Did it feel like an adventure?

I don't think I can remember when the last time trying out a new program truly excited me. I remember when, many years ago I used to exchange disks with a couple of Mac enthusiasts I knew. Receiving those disks definitely excited me, and I can still taste the expectations (yes, again) that installing the programs and running them generated. The programs that I run today are vastly more powerful and are capable of doing much more than those early programs, but we've come to expect the impossible and anything short of that seems rather mundane. New games may still have a WOW factor, but I hardly ever play computer games so I can't really tell.

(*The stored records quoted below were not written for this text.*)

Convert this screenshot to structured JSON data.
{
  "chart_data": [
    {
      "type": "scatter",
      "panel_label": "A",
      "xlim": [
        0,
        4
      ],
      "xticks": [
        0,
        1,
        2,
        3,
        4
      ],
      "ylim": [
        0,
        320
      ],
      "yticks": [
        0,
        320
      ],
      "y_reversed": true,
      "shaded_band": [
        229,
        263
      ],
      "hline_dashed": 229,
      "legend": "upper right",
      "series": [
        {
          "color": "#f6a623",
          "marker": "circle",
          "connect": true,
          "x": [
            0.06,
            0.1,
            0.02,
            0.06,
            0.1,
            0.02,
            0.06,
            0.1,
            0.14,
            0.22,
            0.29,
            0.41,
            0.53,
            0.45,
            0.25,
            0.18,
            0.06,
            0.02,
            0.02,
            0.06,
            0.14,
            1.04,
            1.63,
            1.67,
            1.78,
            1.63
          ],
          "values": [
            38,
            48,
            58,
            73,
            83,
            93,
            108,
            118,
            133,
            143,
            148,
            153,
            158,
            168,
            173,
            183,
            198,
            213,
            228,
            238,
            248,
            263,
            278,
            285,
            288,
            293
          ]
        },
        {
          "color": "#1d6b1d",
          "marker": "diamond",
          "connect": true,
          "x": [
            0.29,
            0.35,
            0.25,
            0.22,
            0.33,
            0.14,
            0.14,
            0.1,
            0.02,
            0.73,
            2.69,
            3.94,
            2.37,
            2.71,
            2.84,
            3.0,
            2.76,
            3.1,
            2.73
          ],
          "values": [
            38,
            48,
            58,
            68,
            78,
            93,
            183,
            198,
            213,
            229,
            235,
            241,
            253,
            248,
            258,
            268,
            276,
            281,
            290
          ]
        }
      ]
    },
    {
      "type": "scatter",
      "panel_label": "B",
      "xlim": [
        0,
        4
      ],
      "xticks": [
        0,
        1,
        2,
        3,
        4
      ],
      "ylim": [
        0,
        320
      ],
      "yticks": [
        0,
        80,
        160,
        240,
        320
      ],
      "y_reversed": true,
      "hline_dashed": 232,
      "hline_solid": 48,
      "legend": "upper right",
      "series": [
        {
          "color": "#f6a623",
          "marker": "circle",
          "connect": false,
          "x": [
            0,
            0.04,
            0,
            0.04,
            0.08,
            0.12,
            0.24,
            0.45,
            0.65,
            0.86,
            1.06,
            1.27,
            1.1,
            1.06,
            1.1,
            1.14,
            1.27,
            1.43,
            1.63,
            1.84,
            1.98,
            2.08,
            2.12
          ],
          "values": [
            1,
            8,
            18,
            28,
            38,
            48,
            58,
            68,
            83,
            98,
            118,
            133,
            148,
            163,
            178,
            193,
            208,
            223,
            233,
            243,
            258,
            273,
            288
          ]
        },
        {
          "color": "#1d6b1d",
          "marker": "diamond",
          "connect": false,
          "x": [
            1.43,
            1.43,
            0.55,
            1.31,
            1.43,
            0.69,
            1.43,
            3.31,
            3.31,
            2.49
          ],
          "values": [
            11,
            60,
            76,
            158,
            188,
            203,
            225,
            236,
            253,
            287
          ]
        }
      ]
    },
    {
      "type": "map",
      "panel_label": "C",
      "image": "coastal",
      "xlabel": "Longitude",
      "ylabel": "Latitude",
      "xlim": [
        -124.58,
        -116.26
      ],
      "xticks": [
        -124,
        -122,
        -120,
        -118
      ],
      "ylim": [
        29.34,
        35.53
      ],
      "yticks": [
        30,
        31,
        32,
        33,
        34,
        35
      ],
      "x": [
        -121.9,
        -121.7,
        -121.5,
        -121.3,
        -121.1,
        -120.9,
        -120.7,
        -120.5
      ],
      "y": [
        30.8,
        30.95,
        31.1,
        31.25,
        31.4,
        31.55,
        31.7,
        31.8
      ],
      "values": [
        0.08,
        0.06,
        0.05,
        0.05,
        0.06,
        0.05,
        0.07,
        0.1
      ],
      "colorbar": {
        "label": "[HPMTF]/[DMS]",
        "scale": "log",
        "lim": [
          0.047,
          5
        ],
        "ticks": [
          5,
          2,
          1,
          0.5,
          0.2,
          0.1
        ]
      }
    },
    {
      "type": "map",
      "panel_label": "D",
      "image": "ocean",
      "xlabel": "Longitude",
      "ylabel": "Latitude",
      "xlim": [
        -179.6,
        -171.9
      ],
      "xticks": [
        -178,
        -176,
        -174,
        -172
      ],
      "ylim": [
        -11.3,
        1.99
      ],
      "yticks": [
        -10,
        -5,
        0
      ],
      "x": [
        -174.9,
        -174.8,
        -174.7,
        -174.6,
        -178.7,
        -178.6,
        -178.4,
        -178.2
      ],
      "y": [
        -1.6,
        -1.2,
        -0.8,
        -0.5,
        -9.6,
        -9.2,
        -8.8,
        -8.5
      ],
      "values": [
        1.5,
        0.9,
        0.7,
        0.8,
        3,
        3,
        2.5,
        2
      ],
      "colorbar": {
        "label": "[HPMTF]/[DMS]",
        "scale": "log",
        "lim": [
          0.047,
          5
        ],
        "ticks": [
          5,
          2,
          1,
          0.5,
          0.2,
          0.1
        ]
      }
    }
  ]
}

When gmail started, however, I'm quite sure I felt a healthy measure of excitement. Getting an early invitation, and then 100 invitations to distribute to others (I think that when that "offer" was suspended I still had 97 invitations left) created a sense of being a pioneer - which is of course something that Google definitely wanted to promote.

A free GB of storage was quite a big thing back then, and to me it was already clear that search was preferable to filing, so I was ripe for the adventure of gmail.

note

I also found it easy to disregard the advertisements, or take an academic interest in what showed up, trying to figure out why they did. Those advertisements didn't really bother me ... and I guess that back then most of us still weren't aware that "the matching of ads to content" was only the tip of the collecting of data iceberg. Yes, I still love my gmail, but today it's much less of an adventure, and considerably more of a compromise.